The locals don't like outsiders. And they really take a disliking to Child's series protagonist, Jack Reacher.
Many novels in this series find the source of crime and evil-doing in the "fly-over states." Child loves a big sky and paints with deft and telling strokes. He loves rail lines and roads heading straight as a ruler to the horizon.
Make Me is a horror novel, as well as a crime novel. The monsters are human. Two hundred people have arrived in Mother's Rest, and have never been seen again.
The two hundred have been conned by a site on the Deep Web. The site promises a humane form of assisted suicide using veterinary tranquilizers and pre catalytic converter carbon monoxide fumes.

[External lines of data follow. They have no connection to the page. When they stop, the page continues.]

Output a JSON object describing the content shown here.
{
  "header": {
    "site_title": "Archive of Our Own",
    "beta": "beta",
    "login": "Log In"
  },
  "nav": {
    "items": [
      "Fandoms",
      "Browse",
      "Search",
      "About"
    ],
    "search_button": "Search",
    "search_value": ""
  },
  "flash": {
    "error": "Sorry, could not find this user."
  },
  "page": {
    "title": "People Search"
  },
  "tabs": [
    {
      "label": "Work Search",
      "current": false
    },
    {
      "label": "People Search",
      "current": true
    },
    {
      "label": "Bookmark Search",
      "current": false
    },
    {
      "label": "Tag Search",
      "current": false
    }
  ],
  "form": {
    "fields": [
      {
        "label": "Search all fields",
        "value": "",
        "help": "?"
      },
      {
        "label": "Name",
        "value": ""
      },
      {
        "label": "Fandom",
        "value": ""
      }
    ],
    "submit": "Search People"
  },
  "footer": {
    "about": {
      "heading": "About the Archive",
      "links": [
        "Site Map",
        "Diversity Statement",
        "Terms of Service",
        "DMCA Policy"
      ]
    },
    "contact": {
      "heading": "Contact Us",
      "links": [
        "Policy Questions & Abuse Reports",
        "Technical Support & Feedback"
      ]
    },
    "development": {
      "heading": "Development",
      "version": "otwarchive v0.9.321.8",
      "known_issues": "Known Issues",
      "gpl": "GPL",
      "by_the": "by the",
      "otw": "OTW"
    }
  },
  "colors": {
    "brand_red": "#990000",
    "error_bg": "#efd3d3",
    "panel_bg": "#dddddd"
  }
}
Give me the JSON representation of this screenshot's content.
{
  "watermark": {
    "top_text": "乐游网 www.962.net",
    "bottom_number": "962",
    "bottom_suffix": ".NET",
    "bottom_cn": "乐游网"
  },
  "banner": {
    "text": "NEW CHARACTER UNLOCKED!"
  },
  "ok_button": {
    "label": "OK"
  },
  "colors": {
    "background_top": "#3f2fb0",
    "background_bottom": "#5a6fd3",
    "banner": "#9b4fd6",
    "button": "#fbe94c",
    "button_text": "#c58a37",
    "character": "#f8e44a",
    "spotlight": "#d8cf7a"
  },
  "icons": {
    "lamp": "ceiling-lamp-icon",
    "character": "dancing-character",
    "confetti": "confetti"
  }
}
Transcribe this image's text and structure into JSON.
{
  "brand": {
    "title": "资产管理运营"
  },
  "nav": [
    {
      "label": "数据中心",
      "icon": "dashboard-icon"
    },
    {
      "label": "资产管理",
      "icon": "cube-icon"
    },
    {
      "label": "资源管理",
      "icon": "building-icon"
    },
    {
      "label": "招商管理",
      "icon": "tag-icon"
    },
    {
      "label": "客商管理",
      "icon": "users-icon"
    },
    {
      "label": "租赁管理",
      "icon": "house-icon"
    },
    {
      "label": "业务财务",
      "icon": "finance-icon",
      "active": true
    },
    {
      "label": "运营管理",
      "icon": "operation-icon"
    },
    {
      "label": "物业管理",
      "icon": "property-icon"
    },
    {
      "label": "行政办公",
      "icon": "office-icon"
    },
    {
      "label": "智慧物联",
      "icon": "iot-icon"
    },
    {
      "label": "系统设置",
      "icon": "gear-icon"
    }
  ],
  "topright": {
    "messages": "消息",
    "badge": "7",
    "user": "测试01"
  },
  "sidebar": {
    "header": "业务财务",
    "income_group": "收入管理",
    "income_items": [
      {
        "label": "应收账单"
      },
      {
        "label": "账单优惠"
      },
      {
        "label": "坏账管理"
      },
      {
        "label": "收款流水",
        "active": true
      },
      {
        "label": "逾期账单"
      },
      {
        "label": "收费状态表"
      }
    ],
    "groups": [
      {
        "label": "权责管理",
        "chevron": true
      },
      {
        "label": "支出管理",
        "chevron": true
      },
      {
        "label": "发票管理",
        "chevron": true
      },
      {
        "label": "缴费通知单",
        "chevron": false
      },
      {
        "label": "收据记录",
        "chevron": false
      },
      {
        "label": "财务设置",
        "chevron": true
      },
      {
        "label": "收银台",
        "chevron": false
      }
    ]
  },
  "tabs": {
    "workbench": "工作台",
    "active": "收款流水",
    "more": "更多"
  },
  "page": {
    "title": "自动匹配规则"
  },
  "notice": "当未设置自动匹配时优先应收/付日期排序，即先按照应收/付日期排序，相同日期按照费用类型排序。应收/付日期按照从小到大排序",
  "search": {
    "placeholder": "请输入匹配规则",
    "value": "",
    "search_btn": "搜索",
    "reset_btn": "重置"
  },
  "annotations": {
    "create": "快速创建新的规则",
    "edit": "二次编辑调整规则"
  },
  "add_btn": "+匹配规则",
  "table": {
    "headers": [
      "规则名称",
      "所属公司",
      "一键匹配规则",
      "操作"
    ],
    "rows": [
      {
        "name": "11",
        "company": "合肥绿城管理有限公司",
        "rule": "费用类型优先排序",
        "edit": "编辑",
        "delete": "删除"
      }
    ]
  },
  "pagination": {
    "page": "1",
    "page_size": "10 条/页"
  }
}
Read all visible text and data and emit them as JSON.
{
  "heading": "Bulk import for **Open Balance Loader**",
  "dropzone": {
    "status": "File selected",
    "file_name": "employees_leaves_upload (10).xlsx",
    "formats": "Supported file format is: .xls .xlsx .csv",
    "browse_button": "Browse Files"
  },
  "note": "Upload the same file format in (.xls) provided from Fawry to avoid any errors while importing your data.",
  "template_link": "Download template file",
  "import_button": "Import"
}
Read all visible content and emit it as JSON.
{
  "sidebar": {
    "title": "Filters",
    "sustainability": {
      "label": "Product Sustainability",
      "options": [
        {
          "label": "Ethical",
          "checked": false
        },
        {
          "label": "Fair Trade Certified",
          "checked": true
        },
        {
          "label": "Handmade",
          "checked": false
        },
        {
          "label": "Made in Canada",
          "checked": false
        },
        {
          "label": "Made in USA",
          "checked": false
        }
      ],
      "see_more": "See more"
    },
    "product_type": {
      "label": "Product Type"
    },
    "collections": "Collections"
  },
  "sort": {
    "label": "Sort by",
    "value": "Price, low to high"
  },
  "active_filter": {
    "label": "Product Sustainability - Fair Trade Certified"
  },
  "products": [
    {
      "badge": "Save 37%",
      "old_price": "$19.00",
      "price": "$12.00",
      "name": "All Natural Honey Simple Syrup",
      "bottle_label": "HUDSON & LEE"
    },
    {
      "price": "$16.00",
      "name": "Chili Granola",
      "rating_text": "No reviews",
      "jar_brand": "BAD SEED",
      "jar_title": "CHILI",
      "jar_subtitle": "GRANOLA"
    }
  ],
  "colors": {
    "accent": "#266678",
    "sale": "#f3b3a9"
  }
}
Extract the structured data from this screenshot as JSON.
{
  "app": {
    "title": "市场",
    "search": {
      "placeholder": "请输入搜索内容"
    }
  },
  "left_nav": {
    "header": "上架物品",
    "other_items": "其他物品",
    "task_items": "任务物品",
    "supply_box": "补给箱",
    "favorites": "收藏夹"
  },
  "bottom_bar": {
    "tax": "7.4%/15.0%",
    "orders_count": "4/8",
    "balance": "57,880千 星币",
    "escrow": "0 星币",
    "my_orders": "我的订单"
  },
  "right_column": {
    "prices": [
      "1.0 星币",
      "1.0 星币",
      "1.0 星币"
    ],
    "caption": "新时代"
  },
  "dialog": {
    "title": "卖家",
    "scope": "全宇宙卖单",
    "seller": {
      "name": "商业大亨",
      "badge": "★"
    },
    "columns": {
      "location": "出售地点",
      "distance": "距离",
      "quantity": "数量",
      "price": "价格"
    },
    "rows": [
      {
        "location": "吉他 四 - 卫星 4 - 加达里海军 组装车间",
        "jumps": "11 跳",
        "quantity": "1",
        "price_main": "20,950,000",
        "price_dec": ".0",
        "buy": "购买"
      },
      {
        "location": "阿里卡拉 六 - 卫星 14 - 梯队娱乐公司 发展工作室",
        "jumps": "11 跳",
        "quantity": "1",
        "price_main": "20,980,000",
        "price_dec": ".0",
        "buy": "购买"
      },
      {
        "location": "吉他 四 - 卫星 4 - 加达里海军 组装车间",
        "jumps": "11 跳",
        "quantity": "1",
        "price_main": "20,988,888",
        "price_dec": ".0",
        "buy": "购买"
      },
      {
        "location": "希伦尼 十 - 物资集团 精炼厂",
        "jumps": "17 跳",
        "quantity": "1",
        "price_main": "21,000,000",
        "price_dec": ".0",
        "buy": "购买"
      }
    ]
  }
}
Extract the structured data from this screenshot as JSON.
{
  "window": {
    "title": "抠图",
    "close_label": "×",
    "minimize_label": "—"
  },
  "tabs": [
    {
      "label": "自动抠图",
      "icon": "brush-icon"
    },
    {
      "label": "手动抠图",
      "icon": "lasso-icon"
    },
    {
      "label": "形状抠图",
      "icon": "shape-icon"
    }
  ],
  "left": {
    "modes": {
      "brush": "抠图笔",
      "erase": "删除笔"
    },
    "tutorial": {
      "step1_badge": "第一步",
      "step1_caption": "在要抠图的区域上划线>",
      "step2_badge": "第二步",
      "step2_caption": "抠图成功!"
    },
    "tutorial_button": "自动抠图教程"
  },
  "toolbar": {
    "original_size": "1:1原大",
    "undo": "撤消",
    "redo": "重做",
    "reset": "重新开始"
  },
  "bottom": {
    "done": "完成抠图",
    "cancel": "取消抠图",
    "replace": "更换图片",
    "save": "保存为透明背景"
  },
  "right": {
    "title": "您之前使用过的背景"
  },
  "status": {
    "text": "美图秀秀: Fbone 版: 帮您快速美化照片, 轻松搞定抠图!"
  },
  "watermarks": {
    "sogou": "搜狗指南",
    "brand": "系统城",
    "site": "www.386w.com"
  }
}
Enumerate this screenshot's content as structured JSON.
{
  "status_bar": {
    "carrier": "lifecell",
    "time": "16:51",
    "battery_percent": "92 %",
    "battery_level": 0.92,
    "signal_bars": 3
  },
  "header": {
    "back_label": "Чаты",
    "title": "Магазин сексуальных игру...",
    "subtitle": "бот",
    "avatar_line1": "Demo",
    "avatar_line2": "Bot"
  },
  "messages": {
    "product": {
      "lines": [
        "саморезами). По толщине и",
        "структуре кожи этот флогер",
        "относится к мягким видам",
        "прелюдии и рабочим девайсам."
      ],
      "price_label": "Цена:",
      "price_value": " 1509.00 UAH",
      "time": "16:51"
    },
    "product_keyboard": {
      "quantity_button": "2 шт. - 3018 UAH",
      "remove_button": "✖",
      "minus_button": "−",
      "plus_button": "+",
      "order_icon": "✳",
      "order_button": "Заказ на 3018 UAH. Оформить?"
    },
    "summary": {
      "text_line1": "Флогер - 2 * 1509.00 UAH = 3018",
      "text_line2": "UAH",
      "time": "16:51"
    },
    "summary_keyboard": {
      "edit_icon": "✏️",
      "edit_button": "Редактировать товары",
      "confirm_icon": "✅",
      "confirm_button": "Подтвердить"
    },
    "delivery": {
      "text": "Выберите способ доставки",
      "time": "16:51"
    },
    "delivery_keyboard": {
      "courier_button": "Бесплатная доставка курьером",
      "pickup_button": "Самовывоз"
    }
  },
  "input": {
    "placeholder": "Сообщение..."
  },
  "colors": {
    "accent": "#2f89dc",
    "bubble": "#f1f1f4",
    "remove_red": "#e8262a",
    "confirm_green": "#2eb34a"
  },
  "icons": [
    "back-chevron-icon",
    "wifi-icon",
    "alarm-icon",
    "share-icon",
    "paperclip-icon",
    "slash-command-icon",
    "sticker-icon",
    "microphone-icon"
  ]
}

The site is run by the leading businessmen of Mother's Rest, such as they are. "Not the A team," as Reacher tells his comrade in arms Michelle Chang.
A farm twenty miles south of Mother's Rest, where assisted suicides are supposedly conducted, is actually used to record snuff films and torture porn for internet download. (It beats farming, I guess.)
Those who paid for assisted suicide are murdered.
The business mastermind behind the Mother's Rest scam explains it like this to Reacher and Chang:
“Their lives were forfeit. Surely you see that. They had given their lives away. Their decision was made. They were already gone. They were mine to use. And they got what they wanted anyway. In the end."
This guy gets ten rounds in the neck as a response to his thesis.